Hitler gave precise instructions for the disposal of his dead body. He ordered his adjutants to burn his corpse. He said: “I do not wish my corpse to be displayed after my death in a Russian panopticon like Lenin.“
He gave his butler, Arthur Kannberg, gold and silver cigarette cases engraved with his name and said: “Look after these until we meet again.”
Shortly after 3:00 pm the personal staff of Hitler assembled in the bunker. Hitler and Eva emerged from their suite. They went around the room shaking hands of each staff member silently. Everyone in the room knew that the time had come.
Hitler gave poison capsules to his female secretaries to use if the Soviets stormed the bunker. He asked them to forgive him as he did not have better parting gifts to give them.
At 3:30 pm, the couple bade farewell to their staff and retired to their private room, to carry out their decision to commit suicide.
Hitler and Eva carried a small box of cyanide capsules. He had two guns and she had one. After closing the door of their room, with his “Thousand-Year Reich” already in its death throes, Hitler and Eva bit into thin glass vials of cyanide. Hitler also shot himself in the head with a 7.65mm Walther pistol. Eva made no use of the revolver at her side, preferring to let the poison take its course.

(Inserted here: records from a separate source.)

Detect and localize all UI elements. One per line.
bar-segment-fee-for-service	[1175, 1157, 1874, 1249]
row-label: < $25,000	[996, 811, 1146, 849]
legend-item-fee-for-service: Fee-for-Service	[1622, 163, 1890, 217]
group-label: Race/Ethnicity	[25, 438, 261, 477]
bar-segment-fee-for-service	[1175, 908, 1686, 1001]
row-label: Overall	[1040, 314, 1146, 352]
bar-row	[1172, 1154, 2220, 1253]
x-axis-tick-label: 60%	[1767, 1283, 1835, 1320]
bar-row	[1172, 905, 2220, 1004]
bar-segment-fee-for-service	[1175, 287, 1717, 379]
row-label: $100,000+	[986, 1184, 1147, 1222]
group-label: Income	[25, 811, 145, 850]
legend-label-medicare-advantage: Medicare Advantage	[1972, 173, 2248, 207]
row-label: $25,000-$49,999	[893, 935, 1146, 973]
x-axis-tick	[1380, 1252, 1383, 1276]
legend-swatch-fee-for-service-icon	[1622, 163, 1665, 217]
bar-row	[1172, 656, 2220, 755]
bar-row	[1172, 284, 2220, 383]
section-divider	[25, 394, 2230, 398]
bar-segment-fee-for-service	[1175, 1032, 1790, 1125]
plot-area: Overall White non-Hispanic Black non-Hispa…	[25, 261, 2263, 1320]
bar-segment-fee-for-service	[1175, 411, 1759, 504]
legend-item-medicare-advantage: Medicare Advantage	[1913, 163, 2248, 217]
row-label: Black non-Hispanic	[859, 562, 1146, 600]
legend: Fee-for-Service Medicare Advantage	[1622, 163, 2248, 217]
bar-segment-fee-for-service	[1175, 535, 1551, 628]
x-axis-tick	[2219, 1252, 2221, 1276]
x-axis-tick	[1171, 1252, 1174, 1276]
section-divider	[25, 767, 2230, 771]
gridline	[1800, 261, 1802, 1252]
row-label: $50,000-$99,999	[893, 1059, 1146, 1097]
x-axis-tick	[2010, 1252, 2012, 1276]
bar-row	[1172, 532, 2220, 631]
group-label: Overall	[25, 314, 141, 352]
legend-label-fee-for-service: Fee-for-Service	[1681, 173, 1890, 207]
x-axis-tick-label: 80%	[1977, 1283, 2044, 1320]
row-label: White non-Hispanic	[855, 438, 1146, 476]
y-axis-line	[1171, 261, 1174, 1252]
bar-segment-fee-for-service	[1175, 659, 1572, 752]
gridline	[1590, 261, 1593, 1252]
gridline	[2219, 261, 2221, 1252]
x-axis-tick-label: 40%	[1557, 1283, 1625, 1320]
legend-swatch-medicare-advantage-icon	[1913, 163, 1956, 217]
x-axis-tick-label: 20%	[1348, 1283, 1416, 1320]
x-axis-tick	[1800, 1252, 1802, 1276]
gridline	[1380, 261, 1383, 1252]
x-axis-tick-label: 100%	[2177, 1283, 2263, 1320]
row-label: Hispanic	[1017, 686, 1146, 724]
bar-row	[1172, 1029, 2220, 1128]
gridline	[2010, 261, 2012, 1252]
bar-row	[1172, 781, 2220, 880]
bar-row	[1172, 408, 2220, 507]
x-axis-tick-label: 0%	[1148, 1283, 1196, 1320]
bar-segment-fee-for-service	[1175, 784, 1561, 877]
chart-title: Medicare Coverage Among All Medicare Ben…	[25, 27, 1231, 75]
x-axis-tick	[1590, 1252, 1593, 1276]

Traudl Junge later wrote that while she was playing with the Goebbels children she heard gunshots:
“Suddenly […] there is the sound of a [gun] shot, so loud, so close, that we all fall silent. It echoes on through all the rooms. ‘That was a direct hit,’ cried Helmut [Goebbels] with no idea how right he was.“
Hearing a gunshot, Heinz Linge, Otto Günsche, and Martin Bormann, entered Hitler’s suite.
Author of the book “The Bunker“, James P. O’Donnell, a Signal Corps captain, and one of the first Americans to enter the bunker complex in July of 1945, investigated Adolf Hitler’s death from a journalistic perspective. He claimed that nobody heard the shot that killed Hitler as the double doors to Hitler’s study were thick enough to muzzle such a sound. He states that when he asked witnesses, who had been standing outside this door, they claimed they heard nothing; the people, who made the claim retracted their statements later saying that Allied interrogators pressured them into saying it; also some people who claim to have heard a shot were not even present at the scene.

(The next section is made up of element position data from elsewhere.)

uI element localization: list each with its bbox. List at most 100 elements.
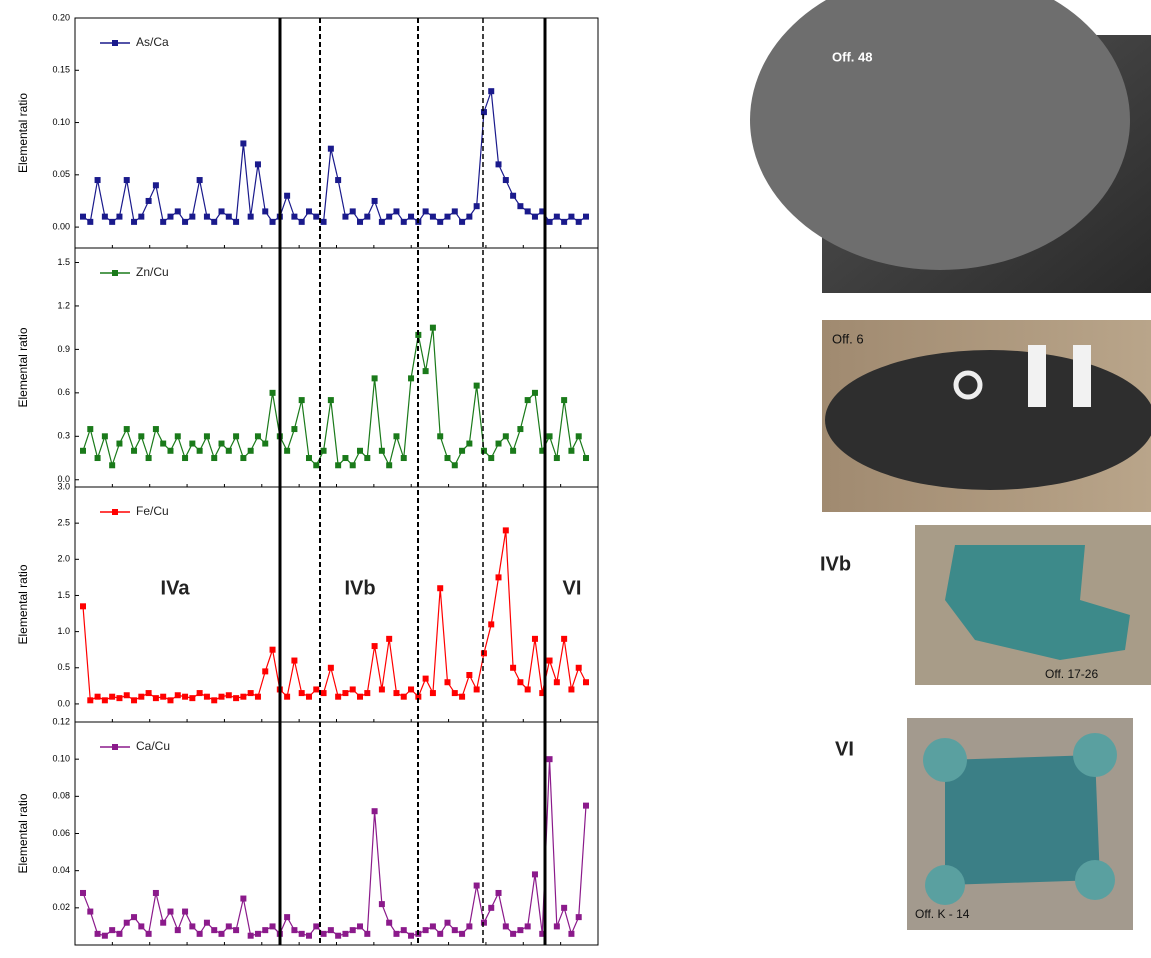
series-line	[82, 759, 587, 937]
data-point	[203, 919, 210, 926]
data-point	[524, 923, 531, 930]
photo-detail	[925, 865, 965, 905]
data-point	[320, 447, 327, 454]
data-point	[575, 218, 582, 225]
data-point	[364, 213, 371, 220]
data-point	[408, 686, 415, 693]
data-point	[247, 213, 254, 220]
data-point	[225, 447, 232, 454]
data-point	[109, 462, 116, 469]
data-point	[269, 923, 276, 930]
data-point	[189, 213, 196, 220]
data-point	[502, 923, 509, 930]
data-point	[211, 927, 218, 934]
data-point	[174, 692, 181, 699]
data-point	[233, 695, 240, 702]
y-tick-label: 1.5	[57, 590, 70, 600]
data-point	[138, 433, 145, 440]
data-point	[211, 455, 218, 462]
data-point	[145, 455, 152, 462]
data-point	[335, 177, 342, 184]
data-point	[291, 657, 298, 664]
data-point	[254, 930, 261, 937]
data-point	[488, 88, 495, 95]
y-tick-label: 0.9	[57, 344, 70, 354]
data-point	[160, 218, 167, 225]
data-point	[437, 930, 444, 937]
data-point	[575, 664, 582, 671]
data-point	[167, 697, 174, 704]
series-line	[82, 90, 587, 223]
data-point	[327, 397, 334, 404]
y-tick-label: 0.05	[52, 169, 70, 179]
data-point	[444, 919, 451, 926]
data-point	[327, 145, 334, 152]
data-point	[422, 368, 429, 375]
data-point	[531, 635, 538, 642]
data-point	[138, 923, 145, 930]
y-tick-label: 0.20	[52, 12, 70, 22]
data-point	[480, 919, 487, 926]
y-tick-label: 0.3	[57, 431, 70, 441]
data-point	[240, 693, 247, 700]
data-point	[400, 455, 407, 462]
data-point	[444, 455, 451, 462]
data-point	[459, 693, 466, 700]
data-point	[451, 690, 458, 697]
data-point	[313, 213, 320, 220]
data-point	[87, 218, 94, 225]
data-point	[451, 462, 458, 469]
data-point	[539, 930, 546, 937]
data-point	[203, 213, 210, 220]
data-point	[101, 932, 108, 939]
data-point	[203, 693, 210, 700]
photo-label: Off. 17-26	[1045, 667, 1098, 681]
photo-detail	[825, 350, 1151, 490]
y-tick-label: 0.6	[57, 387, 70, 397]
photo-detail	[945, 545, 1130, 660]
data-point	[495, 574, 502, 581]
data-point	[109, 927, 116, 934]
data-point	[357, 218, 364, 225]
data-point	[123, 919, 130, 926]
y-tick-label: 0.15	[52, 65, 70, 75]
data-point	[422, 208, 429, 215]
data-point	[160, 919, 167, 926]
data-point	[502, 527, 509, 534]
data-point	[371, 197, 378, 204]
data-point	[393, 690, 400, 697]
data-point	[262, 208, 269, 215]
data-point	[408, 213, 415, 220]
legend-marker	[112, 509, 118, 515]
data-point	[218, 440, 225, 447]
data-point	[553, 213, 560, 220]
y-axis-label: Elemental ratio	[16, 327, 30, 407]
data-point	[335, 932, 342, 939]
data-point	[123, 177, 130, 184]
data-point	[269, 218, 276, 225]
data-point	[152, 182, 159, 189]
data-point	[335, 693, 342, 700]
data-point	[298, 218, 305, 225]
data-point	[167, 213, 174, 220]
data-point	[480, 447, 487, 454]
data-point	[101, 213, 108, 220]
data-point	[575, 433, 582, 440]
data-point	[583, 455, 589, 462]
data-point	[116, 930, 123, 937]
data-point	[189, 440, 196, 447]
data-point	[305, 932, 312, 939]
data-point	[167, 908, 174, 915]
data-point	[262, 927, 269, 934]
data-point	[174, 433, 181, 440]
data-point	[145, 690, 152, 697]
data-point	[167, 447, 174, 454]
photo-detail	[923, 738, 967, 782]
data-point	[203, 433, 210, 440]
data-point	[386, 635, 393, 642]
data-point	[568, 686, 575, 693]
data-point	[131, 914, 138, 921]
data-point	[524, 397, 531, 404]
plot-frame	[74, 721, 599, 946]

Later, on October 25, 1956, in a courtroom in Berchtesgaden, the site of the Fuehrer’s mountaintop home in Bavaria, Heinz Linge recalled that he saw Hitler almost upright in a sitting position on a blood-soaked sofa. He said:
“Hitler had his head bent forward somewhat and I could see a bullet hole on his right temple and a trickle of blood ran slowly down over his check.”
The pistol was on the floor where it had dropped from Hitler’s right hand. Eva Braun was lying on the sofa beside him, her lips puckered from the poison, with the unused revolver at her side. “It was as though she had fallen asleep ..“, Linge said.
Otto Günsche said:
“Hitler sat on the arm of the sofa with his head hanging down on the right shoulder which was itself hanging limp over the back of the sofa. On the right side was the bullethole.“
The pair testified that when they first entered Hitler’s study, Martin Bormann, was with them.

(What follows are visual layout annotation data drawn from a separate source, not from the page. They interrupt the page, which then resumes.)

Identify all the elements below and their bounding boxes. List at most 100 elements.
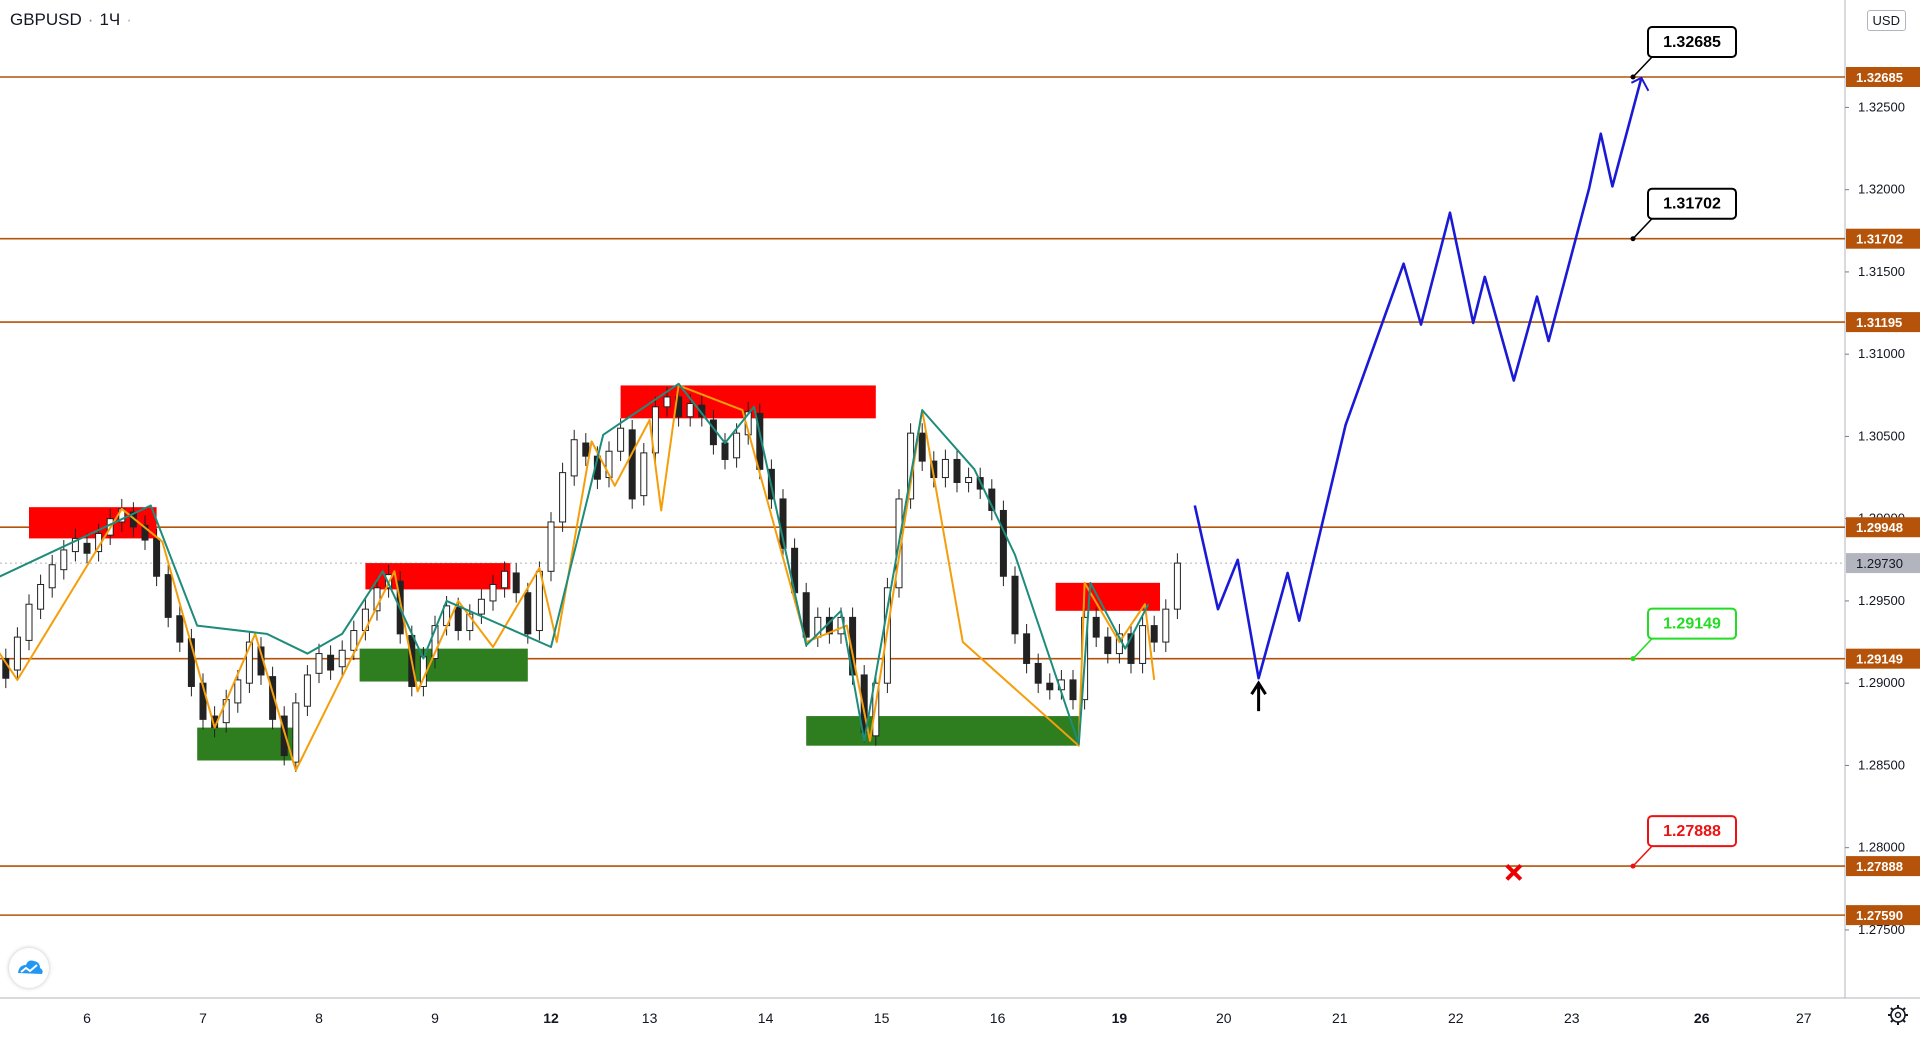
candle xyxy=(733,432,741,459)
more-dot-icon: · xyxy=(126,10,132,29)
level-price-tag xyxy=(1846,312,1920,333)
candle xyxy=(605,450,613,479)
candle xyxy=(651,406,659,454)
candle xyxy=(999,509,1007,577)
candle xyxy=(141,524,149,541)
current-price-label: 1.29730 xyxy=(1856,556,1903,571)
candle xyxy=(802,592,810,638)
level-price-tag xyxy=(1846,228,1920,249)
candle xyxy=(860,674,868,734)
level-price-tag xyxy=(1846,67,1920,87)
candle xyxy=(512,572,520,594)
level-price-label: 1.31702 xyxy=(1856,232,1903,247)
zigzag-orange-line xyxy=(0,384,1156,772)
candle xyxy=(477,598,485,615)
x-tick-label: 8 xyxy=(315,1010,323,1026)
y-tick-label: 1.30500 xyxy=(1858,428,1905,443)
candle xyxy=(721,442,729,460)
candle xyxy=(338,649,346,668)
tradingview-logo-icon[interactable] xyxy=(9,948,49,988)
candle xyxy=(1046,682,1054,691)
candle xyxy=(280,715,288,757)
candle xyxy=(60,549,68,571)
y-tick-label: 1.29500 xyxy=(1858,593,1905,608)
x-tick-label: 15 xyxy=(874,1010,890,1026)
candle xyxy=(1092,616,1100,638)
level-price-label: 1.27590 xyxy=(1856,908,1903,923)
candle xyxy=(1139,625,1147,664)
projection-path xyxy=(1193,77,1643,680)
candle xyxy=(953,458,961,483)
candle xyxy=(489,583,497,602)
y-tick-label: 1.31500 xyxy=(1858,264,1905,279)
candle xyxy=(245,641,253,684)
price-callout: 1.27888 xyxy=(1630,815,1737,869)
candle xyxy=(187,638,195,687)
x-tick-label: 26 xyxy=(1694,1010,1710,1026)
y-tick-label: 1.31000 xyxy=(1858,346,1905,361)
level-price-label: 1.32685 xyxy=(1856,70,1903,85)
price-callout: 1.32685 xyxy=(1630,26,1737,80)
symbol-title[interactable]: GBPUSD · 1Ч · xyxy=(10,10,132,30)
candle xyxy=(269,676,277,720)
x-tick-label: 6 xyxy=(83,1010,91,1026)
y-tick-label: 1.28000 xyxy=(1858,840,1905,855)
y-tick-label: 1.28500 xyxy=(1858,757,1905,772)
x-tick-label: 21 xyxy=(1332,1010,1348,1026)
candle xyxy=(965,477,973,483)
candle xyxy=(1069,679,1077,701)
level-price-label: 1.29948 xyxy=(1856,520,1903,535)
candle xyxy=(582,442,590,457)
candle xyxy=(1127,633,1135,664)
candle xyxy=(164,574,172,618)
candle xyxy=(431,625,439,660)
candle xyxy=(176,615,184,643)
candle xyxy=(71,537,79,553)
candle xyxy=(303,674,311,707)
candle xyxy=(628,429,636,500)
candle xyxy=(13,636,21,671)
y-tick-label: 1.32500 xyxy=(1858,99,1905,114)
x-tick-label: 14 xyxy=(758,1010,774,1026)
x-tick-label: 12 xyxy=(543,1010,559,1026)
y-tick-label: 1.29000 xyxy=(1858,675,1905,690)
currency-badge[interactable]: USD xyxy=(1866,10,1906,31)
candle xyxy=(1150,625,1158,643)
x-tick-label: 9 xyxy=(431,1010,439,1026)
demand-zone xyxy=(359,648,528,682)
y-tick-label: 1.32000 xyxy=(1858,182,1905,197)
candle xyxy=(686,403,694,418)
settings-gear-icon[interactable] xyxy=(1886,1003,1910,1027)
x-tick-label: 22 xyxy=(1448,1010,1464,1026)
long-arrow-up-icon xyxy=(1250,680,1267,712)
callout-label: 1.29149 xyxy=(1663,616,1721,633)
candle xyxy=(153,537,161,577)
x-tick-label: 20 xyxy=(1216,1010,1232,1026)
candle xyxy=(941,458,949,479)
callout-label: 1.27888 xyxy=(1663,823,1721,840)
x-tick-label: 23 xyxy=(1564,1010,1580,1026)
symbol-name: GBPUSD xyxy=(10,10,82,29)
candle xyxy=(48,564,56,589)
interval-label: 1Ч xyxy=(99,10,121,29)
candle xyxy=(83,542,91,554)
x-tick-label: 19 xyxy=(1112,1010,1128,1026)
price-callout: 1.29149 xyxy=(1630,607,1737,662)
level-price-tag xyxy=(1846,648,1920,669)
projection-arrowhead xyxy=(1630,76,1650,92)
candle xyxy=(559,472,567,523)
candle xyxy=(501,570,509,589)
candle xyxy=(1162,608,1170,643)
candle xyxy=(756,412,764,470)
candle xyxy=(315,653,323,674)
level-price-tag xyxy=(1846,856,1920,877)
price-callout: 1.31702 xyxy=(1630,187,1737,242)
level-price-label: 1.27888 xyxy=(1856,859,1903,874)
candle xyxy=(234,679,242,704)
candle xyxy=(350,630,358,651)
candle xyxy=(570,439,578,477)
candle xyxy=(1104,636,1112,655)
candle xyxy=(1023,633,1031,664)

Later on, Rochus Misch, Hitler’s telephone operator, said that he peered through the door and saw Adolf Hitler had committed suicide.
Two weeks after the couple’s death, and when the battle for Berlin ended,William Vandivert, a 33-year-old LIFE photographer, was the first Western photographer to gain access to Hitler’s Führerbunker. Vandivert photographed the almost eerie scenes inside the unlit bunker and the room where Adolf Hitler and Eva Braun killed themselves.
In his typewritten notes to his editors in New York, Vandivert described in detail what he saw. For the above photograph published in LIFE magazine in July 1945, he wrote:
“Pix of [correspondents] looking at sofa where Hitler and Eva shot themselves. Note bloodstains on arm of soaf [sic] where Eva bled. She was seated at far end … Hitler sat in middle and fell forward, did not bleed on sofa. This is in Hitler’s sitting room.”
The above narration by Vandivert indicates that Eva Braun was also shot.